Authoring.Lopsided.Stories

Moi, back when I could be anything I wanted to be...

“We become who we pretend to be.”                                

“The purpose of yoga is not to achieve a pose, but to quiet the mind. To stop telling ourselves the stories we make up. To mute the running commentary that says, ‘Oh I can’t do that. Or, I’m not strong enough, or limber enough, or graceful enough.'”

These are nuggets I brought home recently — the first one from a pastoral prayer a few Sundays ago, and the second from this morning’s yoga class.  No major “A ha!”;  no earth-shatteringly new wisdom, but I think I’m finally getting the message, or at least beginning to listen anew to my stories.

My continual inner commentary tends to be a little too Dick Vitale (sorry, it is March Madness) — shrill and grating. I’m quick to shortchange myself, and can be self-deprecating in a not-so-attractive way (you see, there I go again). At the end of a long run yesterday, I chided myself for my achy quads and slow pace, rather than acknowledging the feat of completing 10+ miles. In my work life I beat myself up for all I don’t get done rather than feeling proud of all I do accomplish. I repeatedly tell my girls that they can be anything they want to be, but refuse to sell myself this same storyline. I pretend to be less than I can be, or am, so I am not disappointed.

And then along comes ALS, and I watch as my mother gracefully shifts her narrative. The disease tells her, “I will rob you. You will lose this and that; you will be diminished.”  And I hear her saying, “Ok, damnit. Maybe so, but I’ll do what I can do.” She’s pretending to be strong, and it becomes her.

I, too, want and need a new story. It’s time to make believe.

Stephanie

~ by Stephanie on 03/22/2010.

2 Responses to “Authoring.Lopsided.Stories”

  1. My first impulse is to say that the collar and plaid of your shirt certainly dictates that you could definitely take your pick of ANYTHING, anything at all.
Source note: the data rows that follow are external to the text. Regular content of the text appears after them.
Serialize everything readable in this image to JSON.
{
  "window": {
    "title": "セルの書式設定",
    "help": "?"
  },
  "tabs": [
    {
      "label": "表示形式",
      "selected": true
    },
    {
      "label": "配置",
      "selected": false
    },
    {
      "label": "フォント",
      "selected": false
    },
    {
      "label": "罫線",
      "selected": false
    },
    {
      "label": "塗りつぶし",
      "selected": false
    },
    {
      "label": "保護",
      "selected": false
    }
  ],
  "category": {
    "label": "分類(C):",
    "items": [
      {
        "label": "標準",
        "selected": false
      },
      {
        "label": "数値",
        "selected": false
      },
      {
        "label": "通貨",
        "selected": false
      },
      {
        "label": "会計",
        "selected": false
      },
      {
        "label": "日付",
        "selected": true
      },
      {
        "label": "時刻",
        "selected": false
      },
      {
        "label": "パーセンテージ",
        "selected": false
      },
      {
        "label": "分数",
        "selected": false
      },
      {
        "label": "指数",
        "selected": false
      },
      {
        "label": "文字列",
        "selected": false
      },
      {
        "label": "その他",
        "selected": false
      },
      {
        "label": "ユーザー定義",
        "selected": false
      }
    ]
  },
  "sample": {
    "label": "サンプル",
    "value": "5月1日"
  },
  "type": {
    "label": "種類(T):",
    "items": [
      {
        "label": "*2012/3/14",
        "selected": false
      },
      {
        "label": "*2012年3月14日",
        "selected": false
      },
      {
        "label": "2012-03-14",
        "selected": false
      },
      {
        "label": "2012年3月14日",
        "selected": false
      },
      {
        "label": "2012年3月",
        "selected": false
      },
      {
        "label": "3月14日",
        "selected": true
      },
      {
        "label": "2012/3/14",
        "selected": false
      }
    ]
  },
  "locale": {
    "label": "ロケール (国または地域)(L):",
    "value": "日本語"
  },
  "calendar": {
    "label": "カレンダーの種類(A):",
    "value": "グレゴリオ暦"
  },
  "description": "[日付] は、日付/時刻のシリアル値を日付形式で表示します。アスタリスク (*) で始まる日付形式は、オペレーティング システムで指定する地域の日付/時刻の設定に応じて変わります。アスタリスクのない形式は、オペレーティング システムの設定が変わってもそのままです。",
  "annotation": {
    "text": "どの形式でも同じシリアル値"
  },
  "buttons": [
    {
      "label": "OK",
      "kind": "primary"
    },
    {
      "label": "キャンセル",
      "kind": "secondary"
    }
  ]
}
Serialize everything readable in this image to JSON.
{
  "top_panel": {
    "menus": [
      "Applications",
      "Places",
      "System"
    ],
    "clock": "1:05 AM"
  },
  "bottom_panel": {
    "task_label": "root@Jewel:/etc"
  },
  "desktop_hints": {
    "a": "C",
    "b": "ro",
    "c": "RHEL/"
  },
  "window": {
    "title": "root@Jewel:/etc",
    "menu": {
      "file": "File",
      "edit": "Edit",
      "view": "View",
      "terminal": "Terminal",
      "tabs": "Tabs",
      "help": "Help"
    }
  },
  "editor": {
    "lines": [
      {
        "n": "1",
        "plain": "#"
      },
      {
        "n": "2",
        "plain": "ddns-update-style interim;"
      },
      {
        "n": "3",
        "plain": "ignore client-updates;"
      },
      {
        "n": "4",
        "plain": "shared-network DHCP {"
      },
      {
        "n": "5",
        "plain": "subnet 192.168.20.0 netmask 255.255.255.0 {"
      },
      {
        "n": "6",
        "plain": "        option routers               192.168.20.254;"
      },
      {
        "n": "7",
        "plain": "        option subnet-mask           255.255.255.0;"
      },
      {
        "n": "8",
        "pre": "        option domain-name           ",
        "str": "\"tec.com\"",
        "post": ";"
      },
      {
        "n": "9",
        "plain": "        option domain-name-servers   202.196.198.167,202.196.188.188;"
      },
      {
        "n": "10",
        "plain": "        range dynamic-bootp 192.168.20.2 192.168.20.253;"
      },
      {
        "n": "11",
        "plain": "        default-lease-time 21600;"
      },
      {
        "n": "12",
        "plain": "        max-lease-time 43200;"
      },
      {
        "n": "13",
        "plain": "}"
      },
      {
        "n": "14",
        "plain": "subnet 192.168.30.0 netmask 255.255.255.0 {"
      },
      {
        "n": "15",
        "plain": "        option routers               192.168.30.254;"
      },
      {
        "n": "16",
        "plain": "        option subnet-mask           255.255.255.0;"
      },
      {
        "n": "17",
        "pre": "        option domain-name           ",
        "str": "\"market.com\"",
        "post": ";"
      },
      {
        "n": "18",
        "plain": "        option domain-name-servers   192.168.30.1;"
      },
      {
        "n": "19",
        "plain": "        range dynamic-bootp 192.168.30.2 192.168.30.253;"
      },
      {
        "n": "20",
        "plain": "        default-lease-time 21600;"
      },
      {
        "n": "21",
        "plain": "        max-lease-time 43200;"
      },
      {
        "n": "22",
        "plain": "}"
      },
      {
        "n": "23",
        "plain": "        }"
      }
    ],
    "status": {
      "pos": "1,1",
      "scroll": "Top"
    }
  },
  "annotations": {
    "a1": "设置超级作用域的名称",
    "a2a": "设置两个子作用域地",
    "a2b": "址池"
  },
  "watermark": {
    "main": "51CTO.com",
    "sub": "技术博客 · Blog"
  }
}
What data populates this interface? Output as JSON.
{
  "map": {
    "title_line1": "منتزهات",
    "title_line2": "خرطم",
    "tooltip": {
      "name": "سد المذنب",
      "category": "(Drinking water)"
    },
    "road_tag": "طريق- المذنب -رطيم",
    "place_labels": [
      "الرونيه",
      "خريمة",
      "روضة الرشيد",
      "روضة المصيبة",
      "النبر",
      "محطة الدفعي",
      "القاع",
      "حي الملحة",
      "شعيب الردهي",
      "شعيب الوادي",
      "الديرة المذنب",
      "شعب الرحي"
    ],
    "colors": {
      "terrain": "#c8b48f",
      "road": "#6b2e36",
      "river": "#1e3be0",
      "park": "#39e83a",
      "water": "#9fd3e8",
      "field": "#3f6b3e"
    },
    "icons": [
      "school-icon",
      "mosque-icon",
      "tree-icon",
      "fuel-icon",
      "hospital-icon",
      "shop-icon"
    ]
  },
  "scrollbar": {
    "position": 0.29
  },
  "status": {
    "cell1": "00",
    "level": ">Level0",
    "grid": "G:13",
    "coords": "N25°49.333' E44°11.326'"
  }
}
But then I read your post and have to sigh, because I know you, and I know you to be this extraordinary person of uncommon grace and beauty and the fact that you’re self-deprecating and hard on yourself just boggles the mind. I’m not sure you even need to pretend.

  2. What a beautiful tribute to your courageous mother and challenge to me at age 70 to be gentler with myself. I love Rilke’s poem that reminds me “we come of age as masks” – will there be a time when all is settled, masks removed and we are content with the result? I think the “do anything girl” has done really well.